The increases in federal spending on crop insurance were dominated by four provisions, which will take effect in 2015, beginning with spring-planted crops. They include (1) STAX coverage for producers of upland cotton, a shallow-loss revenue policy designed to replace price- or revenue-based programs from the commodity title, (2) Supplemental Coverage Option (SCO) in select counties, intended to provide area-based shallow loss coverage to complement revenue or yield coverage for individual crops (producer of crops other than upland cotton retain access to price-based commodity support programs), (3) a provision clarifying access to enterprise unit discounts for producers of irrigated crops, and (4) a provision allowing farmers to exclude extremely low yields due to bad weather from calculation of their Actual Production History (APH) for the purpose of determining insurable yield under the FCIP. Farmers choosing the revenue-based Agricultural Risk Coverage (ARC) option in the commodity title are not eligible to purchase an SCO policy.

As with individual insurance policies that the new shallow loss products are intended to complement, farmers must sign up with their crop insurance agents for SCO or STAX by the sales closing date for their region of the country, February 28th in most of the South and March 15 for the rest of the country. If farmers wish to avail themselves of the APH yield fix, that decision must be made affirmatively under the same deadlines. The new coverage options remain under the jurisdiction of USDA’s Risk Management Agency.

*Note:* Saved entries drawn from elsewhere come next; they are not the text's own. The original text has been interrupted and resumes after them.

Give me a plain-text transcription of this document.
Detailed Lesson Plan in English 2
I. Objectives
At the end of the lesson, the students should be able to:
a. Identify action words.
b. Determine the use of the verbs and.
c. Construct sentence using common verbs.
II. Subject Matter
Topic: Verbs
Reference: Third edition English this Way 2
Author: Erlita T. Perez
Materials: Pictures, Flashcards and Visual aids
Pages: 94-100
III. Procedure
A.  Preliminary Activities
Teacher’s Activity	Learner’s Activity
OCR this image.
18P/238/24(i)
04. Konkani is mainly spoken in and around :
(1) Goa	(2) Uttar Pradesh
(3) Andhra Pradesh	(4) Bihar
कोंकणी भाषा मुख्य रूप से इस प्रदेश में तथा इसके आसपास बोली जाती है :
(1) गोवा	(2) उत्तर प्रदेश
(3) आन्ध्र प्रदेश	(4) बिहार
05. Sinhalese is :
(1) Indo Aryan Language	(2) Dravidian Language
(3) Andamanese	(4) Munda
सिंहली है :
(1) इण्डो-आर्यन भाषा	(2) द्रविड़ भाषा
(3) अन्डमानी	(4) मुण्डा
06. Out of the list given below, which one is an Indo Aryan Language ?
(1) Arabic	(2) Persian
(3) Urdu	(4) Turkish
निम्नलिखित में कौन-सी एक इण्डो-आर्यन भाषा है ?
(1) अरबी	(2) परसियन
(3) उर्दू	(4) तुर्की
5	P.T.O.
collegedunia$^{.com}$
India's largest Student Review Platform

The 2014 farm bill also provides producers with diversified crop operations a new and improved whole farm insurance policy, called Whole Farm Revenue Protection (WFRP), also available for spring-planted crops by the sales closing date. WFRP addresses many of the perceived shortcomings in the previously available products, AGR and AGR-Lite, including a level playing field on premium subsidies as compared to conventional single crop policies, coverage for market readying activities, incentives for diversification, and wider availability around the country.

Finally, the 2014 farm bill provides dairy producers with a new insurance program called the Margin Protection program. Sign-up for 2015 eligibility ended last month in December, but will resume for 2016 dairy production on July 1, 2015. About half of all U.S. dairy farms enrolled in the program for 2015. Unlike the policies available under the crop insurance program described above, the Margin Protection program is operated by USDA’s Farm Service Agency.

It appears that the risk management approach to farm policy is catching on all around U.S. agriculture. Only time will tell if this approach will meet the needs of crop and dairy farmers around the country in the future as well as it has Midwest corn and soybean farmers in recent years.